THP1核酸代谢

THE PURINE NUCLEOTIDE CONTENT IN HUMAN LEUKEMIA CELL LINES

Abstract: The HPLC method was used to determine the purine nucleotide (ATP, ADP, AMP, GTP, GDP, GMP, NAD+) contents and the values of the adenylate energy charge (AEC) and guanylate energy charge (GEC) for three human acute myelogenous leukemia (AML) cell lines: HL60 (M3 subtype of AML), THP1 (M5 subtype of AML), and HEL (M6 subtype of AML) in French-American-British classification (FAB) and for one chronic myelogenous leukemia (CML) cell line: K562. The results showed that the examined leukemic cells had some significant changes in their purine nucleotide concentrations relative to healthy cells. On the basis of the obtained results, it seems that two of the tested acute myelogenous leukemia cell lines, HL60 and HEL, have similar purine nucleotide metabolisms, while the third AML cell line, THP1, has a purine nucleotide metabolism like that of the chronic myelogenous leukemia cell line, K562.

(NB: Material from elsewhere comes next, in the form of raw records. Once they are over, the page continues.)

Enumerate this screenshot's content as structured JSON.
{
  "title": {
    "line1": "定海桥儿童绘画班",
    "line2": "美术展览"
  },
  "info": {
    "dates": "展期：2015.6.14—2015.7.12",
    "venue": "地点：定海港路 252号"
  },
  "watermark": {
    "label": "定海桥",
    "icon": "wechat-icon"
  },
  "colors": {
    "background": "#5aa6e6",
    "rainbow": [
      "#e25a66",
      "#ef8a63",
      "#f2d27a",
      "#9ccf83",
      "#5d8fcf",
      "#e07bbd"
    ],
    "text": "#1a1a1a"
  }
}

Key Words: Acute Myelogenous Leukemia, Chronic Myelogenous Leukemia,Purine Nucleotides, HPLC Technique

INTRODUCTION

There is a good deal of data on the increase in purine nucleotide contents in tumour cells relative to healthy cells [1-3]. Purine nucleotide metabolism is based on three fundamental pathways: de novo biosynthesis, the salvage pathway and catabolic conversions. Purine nucleotides are responsible for the biosynthesis of the building blocks for nucleic acids. Nucleotides also serve as co-substrates in the activation reactions of many metabolites, as phosphate donors for kinases, and as allosteric regulators of the activity of many enzymes[1,2]. With regard to cancer chemotherapy, it is very important that the intracellular ATP level determines a cell's ability to undergo apoptosis [4]. GTP mainly participates in the pathways of intracellular signalling involving Gproteins as well as in protein synthesis [1]. NAD+ is an important substrate for the formation of ADP-ribosylated proteins giving an ATP-ribose moiety to form long and branched polymers attached to nuclear proteins. It is postulated that the ADP-ribos lation of nuclear proteins could play an important role in the maturation, growth and proliferation of cells [5, 6]. Recent studies showed that poly(ADP-ribose) polymerase is involved in the regulation of gene expression through the modification of transcription factors by poly(ADP-ribosyl)ation orits direct binding to gene-regulating DNA sequences [7]. It was also demonstrated that NAD+ modulates p53 DNA binding specificity and function via interactions with p53 tetramers leading to a conformational change in the p53 tetramers [8]. Additionally, it was demonstrated that NAD+ participates in histone deacetylation, which can attenuate p53 transcriptional activity [9].

Thus, there is no doubt that precise and detailed knowledge on purine metabolism in normal and tumour cells would be very important for a good understanding of purine function and for identifying the main changes between normal and tumour cells with an aim to finding a method of selectively killing the latter [10]. Indeed, purine antimetabolites are often used in the treatment of leukemia diseases. Purine antimetabolites can be divided into three groups: i) structural analogues of normal purines; ii) inhibitors of de novo purine biosynthesis; and iii) inhibitors of the purine salvage pathway [11]. It was reported, for example, that the purine nucleoside analogues fludarabine and 2-chlorodeoxyadenosine are very active in chronic lymphocytic leukaemia (CLL) both in salvage therapy and in newly diagnosed patients. These drugs have revolutionized therapeutic strategies for patients with CLL, which used to be treated with alkylating agents that have no potential for long-term remission and cure. Purine nucleoside analogues have also been successfully combined with other drugs e.g. mitoxantrone, cyclophosphamide, corticosteroids and monoclonal antibodies [12]. However, recent papers reported on the appearance of resistance to purine and pyrimidine nucleoside and nucleobase analogues in multidrug resistant tumour cells (MDR). It is proposed that the overexpression of MDR exporting pumps (e.g. P-glycoprotein) may be involved in the resistance of these cells to purine and pyrimidine analogues [13]. Taking all of these findings into account, it seems that a determination of purine nucleotide levels in leukemia cells may be helpful for the design of effective chemotheraputic methods.

The aim of this study was to examine the purine nucleotide contents, specifically ATP, ADP, AMP, GTP, GDP, GMP and NAD+, for three human acute myelogenous leukemia (AML) cell lines, HL60, THP1, HEL [14-17], and one chronic myelogenous leukemia (CML) cell line, K562 [18]. All the measurements were made using the HPLC method [19].